Qu'est-ce qu'un Layer 2 ? Les rollups et pourquoi les frais L2 sont si bas

Un Layer 2 est une blockchain distincte qui exécute hors d'Ethereum et se règle sur Ethereum, héritant de sa sécurité tout en ramenant les frais à quelques centimes. Voici comment les rollups optimistes et ZK prouvent leur honnêteté, pourquoi les blobs de l'EIP-4844 ont fait s'effondrer les frais, ce que coûte vraiment le bridging, et comment WATS couvre nativement Arbitrum, Optimism et Base.
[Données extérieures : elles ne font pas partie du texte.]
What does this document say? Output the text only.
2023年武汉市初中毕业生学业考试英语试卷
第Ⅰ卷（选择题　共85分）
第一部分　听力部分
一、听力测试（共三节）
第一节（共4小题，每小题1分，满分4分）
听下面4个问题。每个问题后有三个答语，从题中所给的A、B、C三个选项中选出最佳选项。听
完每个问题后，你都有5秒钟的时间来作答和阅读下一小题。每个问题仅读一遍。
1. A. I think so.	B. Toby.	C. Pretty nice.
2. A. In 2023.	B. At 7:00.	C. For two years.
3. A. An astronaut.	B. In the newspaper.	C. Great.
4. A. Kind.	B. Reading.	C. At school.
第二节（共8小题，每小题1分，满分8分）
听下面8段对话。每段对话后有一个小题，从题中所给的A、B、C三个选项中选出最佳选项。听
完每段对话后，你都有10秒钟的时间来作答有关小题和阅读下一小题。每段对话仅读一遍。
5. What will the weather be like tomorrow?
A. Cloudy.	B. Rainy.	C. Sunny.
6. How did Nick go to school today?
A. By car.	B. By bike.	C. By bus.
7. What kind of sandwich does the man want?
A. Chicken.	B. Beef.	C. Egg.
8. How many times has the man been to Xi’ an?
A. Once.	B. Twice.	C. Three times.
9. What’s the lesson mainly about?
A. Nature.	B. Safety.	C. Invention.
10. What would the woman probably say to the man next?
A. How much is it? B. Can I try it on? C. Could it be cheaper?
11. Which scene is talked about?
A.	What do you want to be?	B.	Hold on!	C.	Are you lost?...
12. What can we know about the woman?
Un Layer 2 est une blockchain distincte qui exécute les transactions hors d'Ethereum et publie sur Ethereum les données de ces transactions ainsi que les engagements sur son état : il hérite donc de la sécurité d'Ethereum tout en répartissant un unique coût de règlement sur des milliers de transactions regroupées, ce qui explique qu'un transfert L2 courant coûte couramment quelques centimes plutôt que plusieurs dollars. Le design dominant est le rollup, sous deux formes : les rollups optimistes (Arbitrum, Optimism, Base) tiennent pour honnête chaque état publié à moins que quelqu'un ne soumette une preuve de fraude pendant une fenêtre de contestation d'environ sept jours, tandis que les rollups ZK (zkSync Era, Starknet, Scroll) joignent une preuve de validité qu'Ethereum vérifie avant d'accepter le nouvel état. Les frais ont chuté brutalement en mars 2024, quand l'EIP-4844 a doté les rollups d'un espace de blobs : un canal de données bon marché et temporaire, avec son propre marché de frais. Votre adresse et vos clés Ethereum fonctionnent sans changement sur les principaux rollups EVM : WATS couvre nativement Arbitrum, Optimism et Base aux côtés d'Ethereum, Polygon, BNB Chain, Solana et TON, et facture les frais dans un seul token, l'ATS, au lieu de la monnaie de gas native de chaque chaîne.

Qu'est-ce qu'un Layer 2 ?

Un Layer 2 est une blockchain distincte qui exécute les transactions hors d'Ethereum mais publie ses données et les engagements sur son état vers Ethereum, dont il hérite la sécurité. En regroupant des milliers de transactions en un seul enregistrement compressé sur la Layer 1, un L2 conserve les garanties d'Ethereum tout en réduisant drastiquement les frais, souvent à quelques centimes. Base, Arbitrum et Optimism en sont les exemples les plus connus.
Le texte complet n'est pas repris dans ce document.